Depuis des années, les relations sont tendues entre Erevan et Ankara. Mais lors des séismes qui ont frappé la Turquie, une certaine détente s’est observée entre les deux pays. A quoi peut-on s’attendre dans les prochaines années ?
Ce dossier est sensible. Pour le moment, personne n’a réussi à le résoudre. La Turquie ne reconnaît pas le génocide arménien (où entre 1,2 et 1,5 million ont perdu la vie, ndlr). Je ne vois pas les oppositions le reconnaître.
Maintenant, concernant les actions de rapprochements diplomatiques, il pourrait effectivement y avoir quelque chose. Mais ce ne sera pas un dossier qui va se résoudre comme ça dans les mois, voire même les années qui vont suivre l’arrivée au pouvoir des oppositions.
Globalement, quelle serait la Turquie de Kemal Kiliçdaroglu ?
Que ce soit l’AKP (parti politique de Recep Tayyip Erdogan, ndlr) ou les partis des oppositions, le grand gagnant de la présidentielle devra résoudre une situation économique très précaire.

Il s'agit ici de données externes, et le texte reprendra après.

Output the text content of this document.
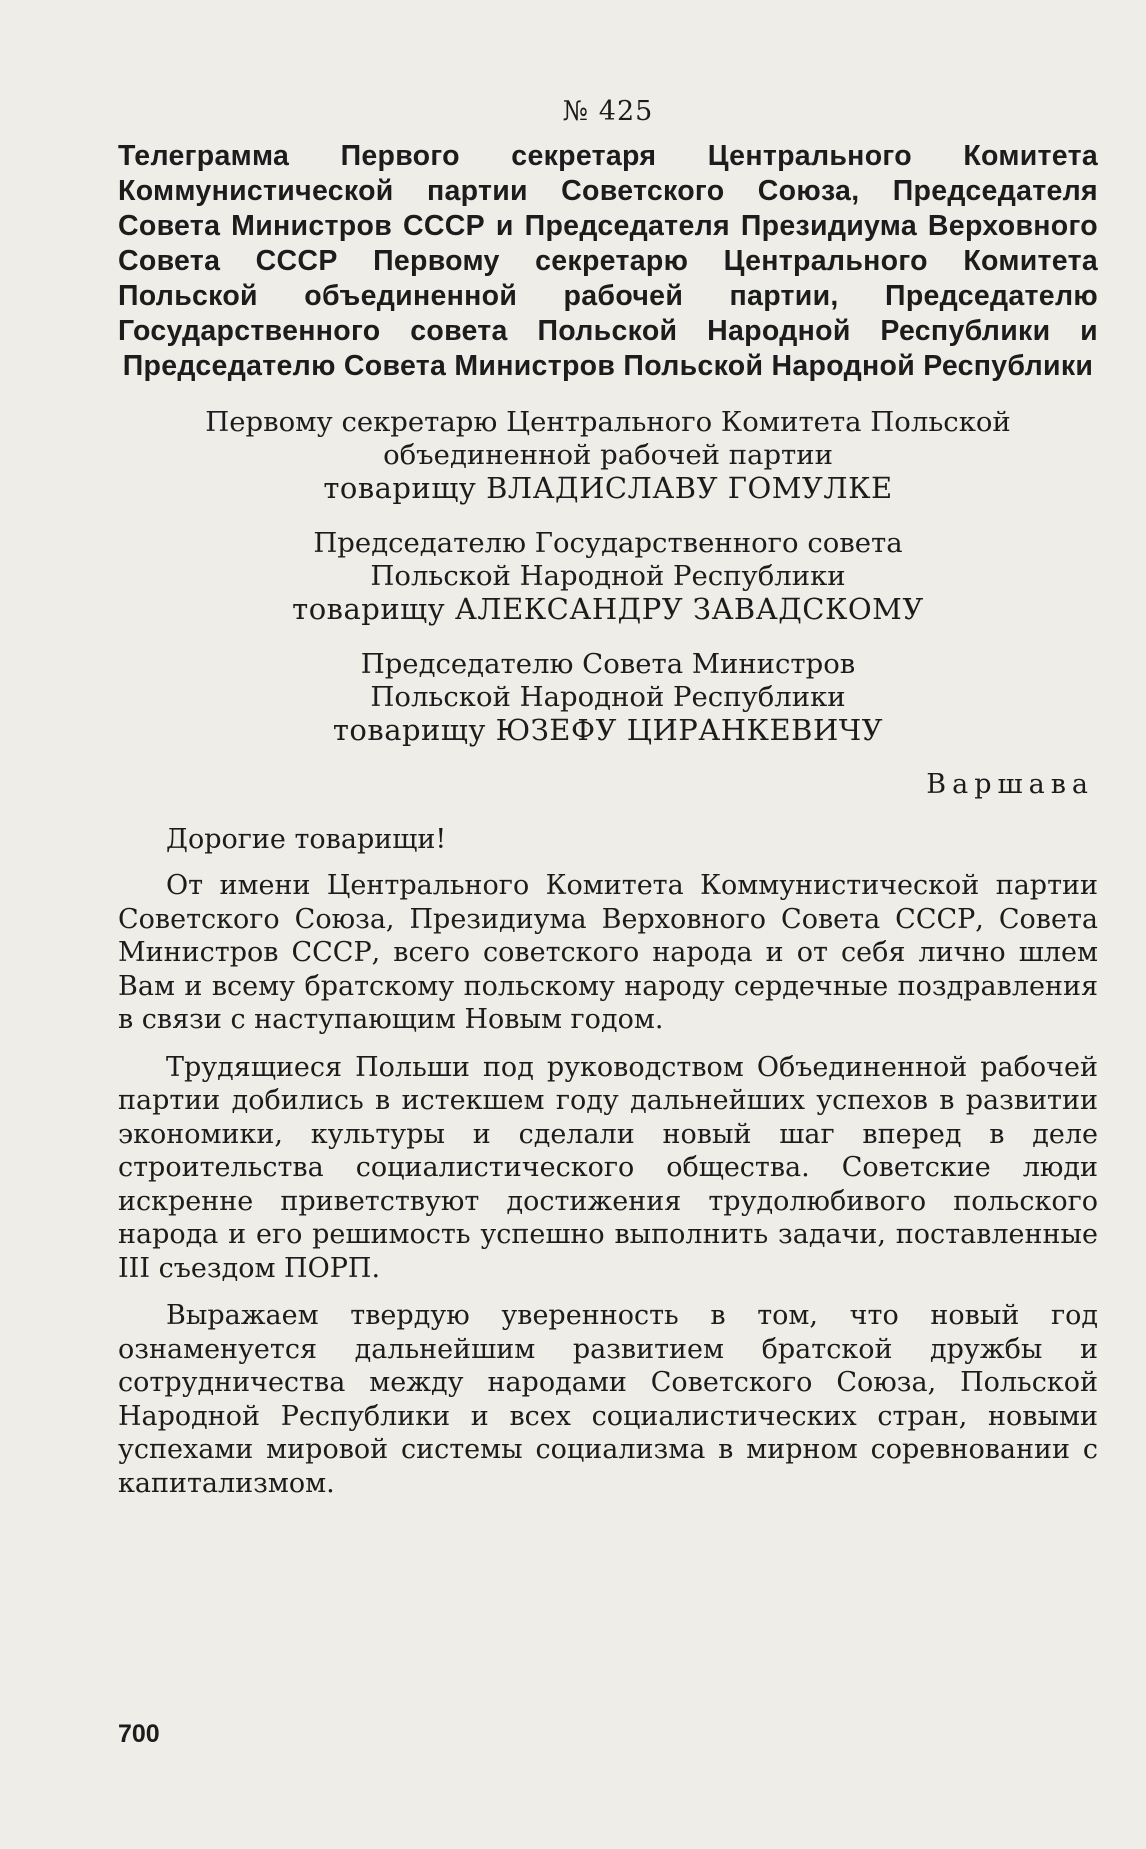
№ 425
Телеграмма Первого секретаря Центрального Комитета Коммунистической партии Советского Союза, Председателя Совета Министров СССР и Председателя Президиума Верховного Совета СССР Первому секретарю Центрального Комитета Польской объединенной рабочей партии, Председателю Государственного совета Польской Народной Республики и Председателю Совета Министров Польской Народной Республики
Первому секретарю Центрального Комитета Польской
объединенной рабочей партии
товарищу ВЛАДИСЛАВУ ГОМУЛКЕ
Председателю Государственного совета
Польской Народной Республики
товарищу АЛЕКСАНДРУ ЗАВАДСКОМУ
Председателю Совета Министров
Польской Народной Республики
товарищу ЮЗЕФУ ЦИРАНКЕВИЧУ
Варшава
Дорогие товарищи!

От имени Центрального Комитета Коммунистической партии Советского Союза, Президиума Верховного Совета СССР, Совета Министров СССР, всего советского народа и от себя лично шлем Вам и всему братскому польскому народу сердечные поздравления в связи с наступающим Новым годом.

Трудящиеся Польши под руководством Объединенной рабочей партии добились в истекшем году дальнейших успехов в развитии экономики, культуры и сделали новый шаг вперед в деле строительства социалистического общества. Советские люди искренне приветствуют достижения трудолюбивого польского народа и его решимость успешно выполнить задачи, поставленные III съездом ПОРП.

Выражаем твердую уверенность в том, что новый год ознаменуется дальнейшим развитием братской дружбы и сотрудничества между народами Советского Союза, Польской Народной Республики и всех социалистических стран, новыми успехами мировой системы социализма в мирном соревновании с капитализмом.

700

Celle-ci ne peut pas se résoudre comme ça dans les mois qui suivent l’issue du scrutin. Les experts parlent d’une situation difficile qui doit demeurer ainsi pour un ou deux ans encore.
Du côté de l’Europe, les pays européens espèrent des changements radicaux. Il y aura quand même des positions qui seront communes entre la Turquie et l’International.
A l’époque d’Erdogan, le pays a entrepris des rapprochements décisifs avec des pays avec lesquels il s’était fâché. C’est le cas d’Israël, de l’Arabie Saoudite ou encore des Emirats arabes unis. En cas de victoire, les oppositions devraient prolonger ces rapprochements.
Aussi, les dossiers sécuritaires devraient rester. Là-dessus, la Turquie devrait continuer sa politique d’indépendance en matière d’armement et de défense.
Il pourrait y avoir des changements en termes d’approche du pays notamment de forme avec l’envie de revenir à un régime moins centralisé et plus parlementaire. Néanmoins, concernant, les dossiers de fond, ceux-ci resteront les mêmes.
Propos recueillis par Khalil Rajehi pour CNews.